Tinto March 31, 2016 at 12:55 pm

@jim
“… just a seat warmer who only cares about keeping things running ..”

And even that is starting to wear thin … I don’t think he really cares … he just wants the money, the prestige …. he doesn’t seem to be even trying to learn the ins and outs of the Mint operations … maybe he is not capable of learning stuff like this .. he’s been there over a year this man is a joke …

Joe C. March 31, 2016 at 1:25 pm

To all,
Missed opportunities indeed. Why wasn’t there a commemorative for the Panama Canal?

Whistler March 31, 2016 at 2:17 pm

The mint, proudly serving & licking HSN & such nimrod shyster big boy TV dealers since 2009……
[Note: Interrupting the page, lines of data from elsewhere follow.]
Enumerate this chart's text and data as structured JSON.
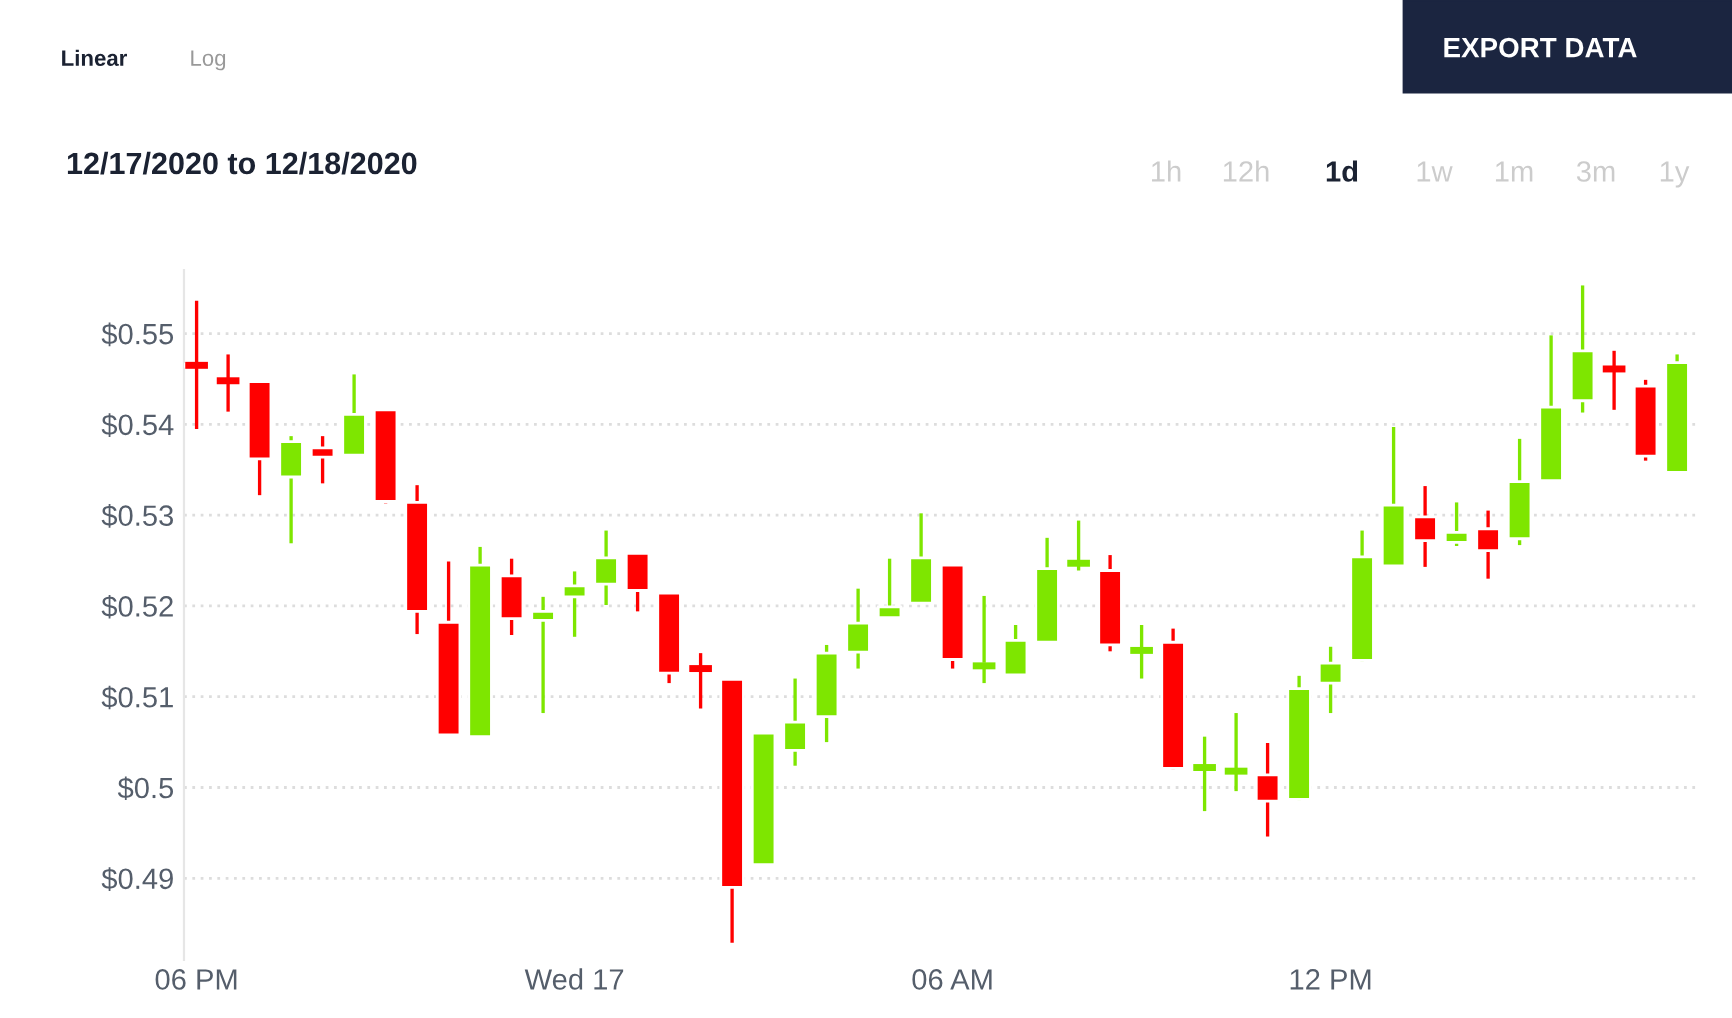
{
  "chart_data": {
    "type": "candlestick",
    "title": "12/17/2020 to 12/18/2020",
    "annotations": [
      "Linear",
      "Log",
      "EXPORT DATA",
      "1h",
      "12h",
      "1d",
      "1w",
      "1m",
      "3m",
      "1y"
    ],
    "x": [
      "2020-12-16T18:00",
      "2020-12-16T18:30",
      "2020-12-16T19:00",
      "2020-12-16T19:30",
      "2020-12-16T20:00",
      "2020-12-16T20:30",
      "2020-12-16T21:00",
      "2020-12-16T21:30",
      "2020-12-16T22:00",
      "2020-12-16T22:30",
      "2020-12-16T23:00",
      "2020-12-16T23:30",
      "2020-12-17T00:00",
      "2020-12-17T00:30",
      "2020-12-17T01:00",
      "2020-12-17T01:30",
      "2020-12-17T02:00",
      "2020-12-17T02:30",
      "2020-12-17T03:00",
      "2020-12-17T03:30",
      "2020-12-17T04:00",
      "2020-12-17T04:30",
      "2020-12-17T05:00",
      "2020-12-17T05:30",
      "2020-12-17T06:00",
      "2020-12-17T06:30",
      "2020-12-17T07:00",
      "2020-12-17T07:30",
      "2020-12-17T08:00",
      "2020-12-17T08:30",
      "2020-12-17T09:00",
      "2020-12-17T09:30",
      "2020-12-17T10:00",
      "2020-12-17T10:30",
      "2020-12-17T11:00",
      "2020-12-17T11:30",
      "2020-12-17T12:00",
      "2020-12-17T12:30",
      "2020-12-17T13:00",
      "2020-12-17T13:30",
      "2020-12-17T14:00",
      "2020-12-17T14:30",
      "2020-12-17T15:00",
      "2020-12-17T15:30",
      "2020-12-17T16:00",
      "2020-12-17T16:30",
      "2020-12-17T17:00",
      "2020-12-17T17:30"
    ],
    "ohlc": [
      [
        0.5466,
        0.5536,
        0.5395,
        0.5464
      ],
      [
        0.5449,
        0.5477,
        0.5414,
        0.5447
      ],
      [
        0.5447,
        0.5447,
        0.5322,
        0.5362
      ],
      [
        0.5342,
        0.5387,
        0.5269,
        0.5381
      ],
      [
        0.5374,
        0.5387,
        0.5335,
        0.5364
      ],
      [
        0.5366,
        0.5455,
        0.5366,
        0.5411
      ],
      [
        0.5416,
        0.5416,
        0.5313,
        0.5315
      ],
      [
        0.5314,
        0.5333,
        0.5169,
        0.5194
      ],
      [
        0.5182,
        0.5249,
        0.5057,
        0.5058
      ],
      [
        0.5056,
        0.5265,
        0.5056,
        0.5245
      ],
      [
        0.5233,
        0.5252,
        0.5168,
        0.5186
      ],
      [
        0.5184,
        0.521,
        0.5082,
        0.5194
      ],
      [
        0.521,
        0.5238,
        0.5166,
        0.5222
      ],
      [
        0.5224,
        0.5283,
        0.5201,
        0.5253
      ],
      [
        0.5258,
        0.5258,
        0.5194,
        0.5217
      ],
      [
        0.5214,
        0.5214,
        0.5115,
        0.5126
      ],
      [
        0.5132,
        0.5148,
        0.5087,
        0.513
      ],
      [
        0.5119,
        0.5119,
        0.4829,
        0.489
      ],
      [
        0.4915,
        0.506,
        0.4914,
        0.506
      ],
      [
        0.5041,
        0.512,
        0.5024,
        0.5072
      ],
      [
        0.5078,
        0.5157,
        0.505,
        0.5148
      ],
      [
        0.5149,
        0.5219,
        0.5131,
        0.5181
      ],
      [
        0.5187,
        0.5252,
        0.5187,
        0.5199
      ],
      [
        0.5203,
        0.5302,
        0.5203,
        0.5253
      ],
      [
        0.5245,
        0.5245,
        0.5131,
        0.5141
      ],
      [
        0.5132,
        0.5211,
        0.5115,
        0.5136
      ],
      [
        0.5124,
        0.5179,
        0.5124,
        0.5162
      ],
      [
        0.516,
        0.5275,
        0.516,
        0.5241
      ],
      [
        0.5246,
        0.5294,
        0.5239,
        0.5248
      ],
      [
        0.5239,
        0.5256,
        0.515,
        0.5157
      ],
      [
        0.515,
        0.5179,
        0.512,
        0.5152
      ],
      [
        0.516,
        0.5175,
        0.502,
        0.5021
      ],
      [
        0.5021,
        0.5056,
        0.4974,
        0.5023
      ],
      [
        0.5017,
        0.5082,
        0.4996,
        0.5019
      ],
      [
        0.5014,
        0.5049,
        0.4946,
        0.4985
      ],
      [
        0.4987,
        0.5123,
        0.4986,
        0.5109
      ],
      [
        0.5115,
        0.5155,
        0.5082,
        0.5137
      ],
      [
        0.514,
        0.5283,
        0.5139,
        0.5254
      ],
      [
        0.5244,
        0.5397,
        0.5244,
        0.5311
      ],
      [
        0.5298,
        0.5332,
        0.5243,
        0.5272
      ],
      [
        0.527,
        0.5314,
        0.5266,
        0.5281
      ],
      [
        0.5285,
        0.5305,
        0.523,
        0.5261
      ],
      [
        0.5274,
        0.5384,
        0.5267,
        0.5337
      ],
      [
        0.5338,
        0.5498,
        0.5338,
        0.5419
      ],
      [
        0.5426,
        0.5553,
        0.5413,
        0.5481
      ],
      [
        0.5462,
        0.5481,
        0.5416,
        0.546
      ],
      [
        0.5442,
        0.5449,
        0.536,
        0.5365
      ],
      [
        0.5347,
        0.5477,
        0.5347,
        0.5468
      ]
    ],
    "colors": [
      "#ff0000",
      "#ff0000",
      "#ff0000",
      "#7ee600",
      "#ff0000",
      "#7ee600",
      "#ff0000",
      "#ff0000",
      "#ff0000",
      "#7ee600",
      "#ff0000",
      "#7ee600",
      "#7ee600",
      "#7ee600",
      "#ff0000",
      "#ff0000",
      "#ff0000",
      "#ff0000",
      "#7ee600",
      "#7ee600",
      "#7ee600",
      "#7ee600",
      "#7ee600",
      "#7ee600",
      "#ff0000",
      "#7ee600",
      "#7ee600",
      "#7ee600",
      "#7ee600",
      "#ff0000",
      "#7ee600",
      "#ff0000",
      "#7ee600",
      "#7ee600",
      "#ff0000",
      "#7ee600",
      "#7ee600",
      "#7ee600",
      "#7ee600",
      "#ff0000",
      "#7ee600",
      "#ff0000",
      "#7ee600",
      "#7ee600",
      "#7ee600",
      "#ff0000",
      "#ff0000",
      "#7ee600"
    ],
    "xlim": [
      "2020-12-16T17:48",
      "2020-12-17T17:48"
    ],
    "xticks": [
      {
        "value": "2020-12-16T18:00",
        "label": "06 PM"
      },
      {
        "value": "2020-12-17T00:00",
        "label": "Wed 17"
      },
      {
        "value": "2020-12-17T06:00",
        "label": "06 AM"
      },
      {
        "value": "2020-12-17T12:00",
        "label": "12 PM"
      }
    ],
    "ylim": [
      0.481,
      0.557
    ],
    "yticks": [
      {
        "value": 0.49,
        "label": "$0.49"
      },
      {
        "value": 0.5,
        "label": "$0.5"
      },
      {
        "value": 0.51,
        "label": "$0.51"
      },
      {
        "value": 0.52,
        "label": "$0.52"
      },
      {
        "value": 0.53,
        "label": "$0.53"
      },
      {
        "value": 0.54,
        "label": "$0.54"
      },
      {
        "value": 0.55,
        "label": "$0.55"
      }
    ],
    "grid": "y"
  }
}
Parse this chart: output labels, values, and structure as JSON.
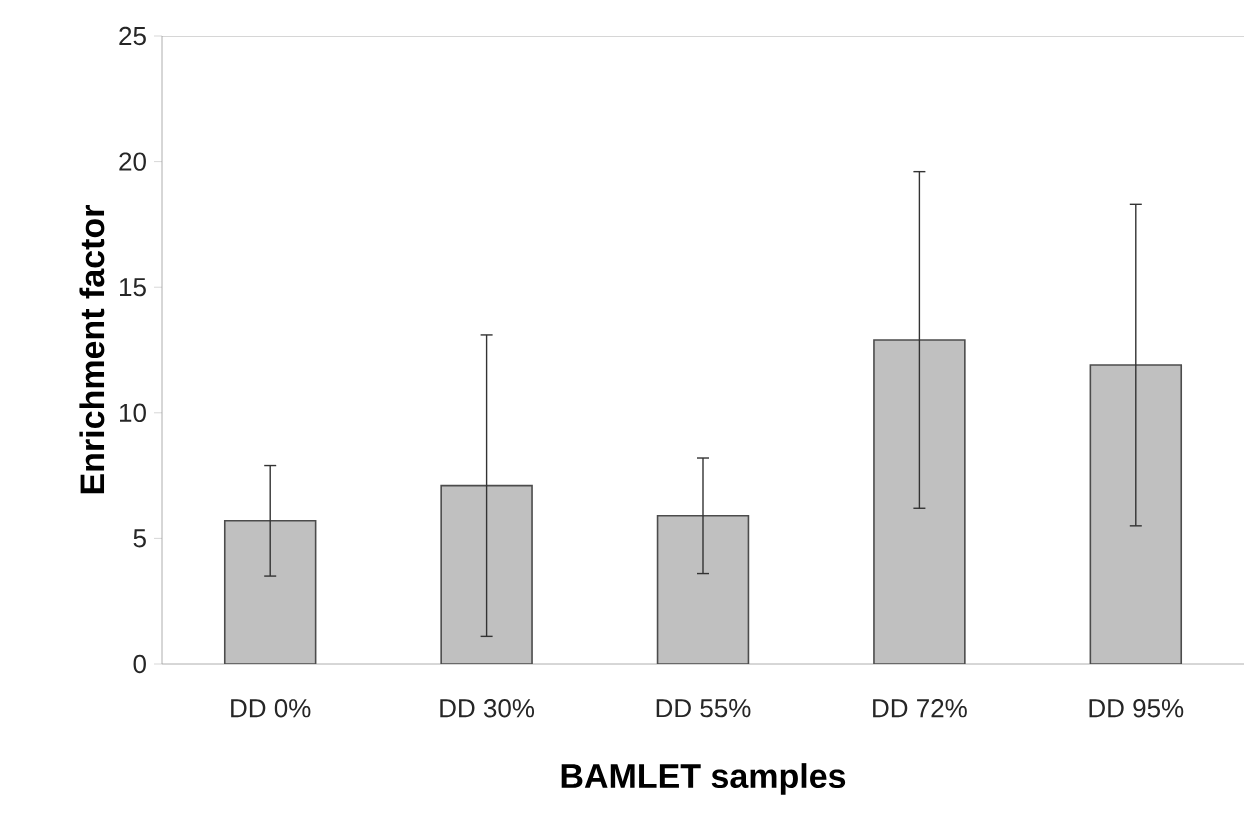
{
  "chart_data": {
    "type": "bar",
    "xlabel": "BAMLET samples",
    "ylabel": "Enrichment factor",
    "categories": [
      "DD 0%",
      "DD 30%",
      "DD 55%",
      "DD 72%",
      "DD 95%"
    ],
    "values": [
      5.7,
      7.1,
      5.9,
      12.9,
      11.9
    ],
    "errors": [
      2.2,
      6.0,
      2.3,
      6.7,
      6.4
    ],
    "color": "#c0c0c0",
    "ylim": [
      0,
      25
    ],
    "yticks": [
      0,
      5,
      10,
      15,
      20,
      25
    ],
    "grid": false
  }
}
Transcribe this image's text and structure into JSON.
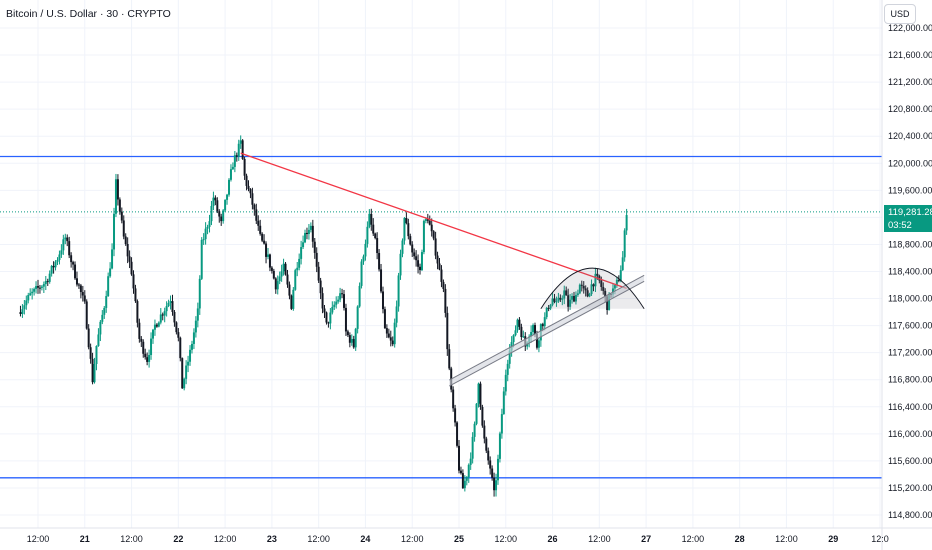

Seth Riesling March 31, 2016 at 3:32 pm

That “seat warmer” Jeppson is an ex-Marine of 28 years (he retired from the reserves last year) & already has a significant beer belly. Go figure!

-NumisDudeTX

Silgold March 31, 2016 at 4:24 pm

May Be US mean had a July 4th or Xmas Surprise ?

Christopher Williams March 31, 2016 at 4:45 pm

@Whistler–

+1

vadim March 31, 2016 at 4:52 pm

Yes. There will be surprises, one way or another.

Seth Riesling March 31, 2016 at 5:11 pm

New motto – “The U.S. Mint – Shocking Coin Collectors for Years.”

-NumisDudeTX

Joe April 2, 2016 at 8:06 pm

A type 2 Buffalo would have been good for the tenth year. The mint boss is probably is not aware of a type 2.

Seth Riesling April 2, 2016 at 8:42 pm

Joe –

Great idea! But Jeppson is clueless as you can tell from his lack of performance at the Mint.

-NumisDudeTX

jim April 3, 2016 at 11:29 pm

Joe C. –
The Panama Canal probably would have been a good 100th anniversary coin. Congress has a law that says only 2 commemorative coins in a year and obviously the Baseball HOF and the Civil Rights 50th were deemed more important than the Panama Canal. Maybe they’ll do a 150th anniversary coin for the PC. I won’t be around to see it myself.

Joe C. April 4, 2016 at 11:50 am

Jim,
Strange law, but then that’s our gov’t. I won’t be around either. Anyway, they probably would have screwed up the design.

jim April 5, 2016 at 10:26 am

Probably why the USMint doesn’t have great designers. There’s little opportunity for somebody with great design ideas to express themselves, especially with mints like Perth and Ottawa competing for top coin designers. With the USMint under control of a do-nothing always bickering Congress which can’t even fathom the idea of not minting billions of pennies at a cost of more than 1 cent a piece it’s highly unlikely there will be any change to the status quo.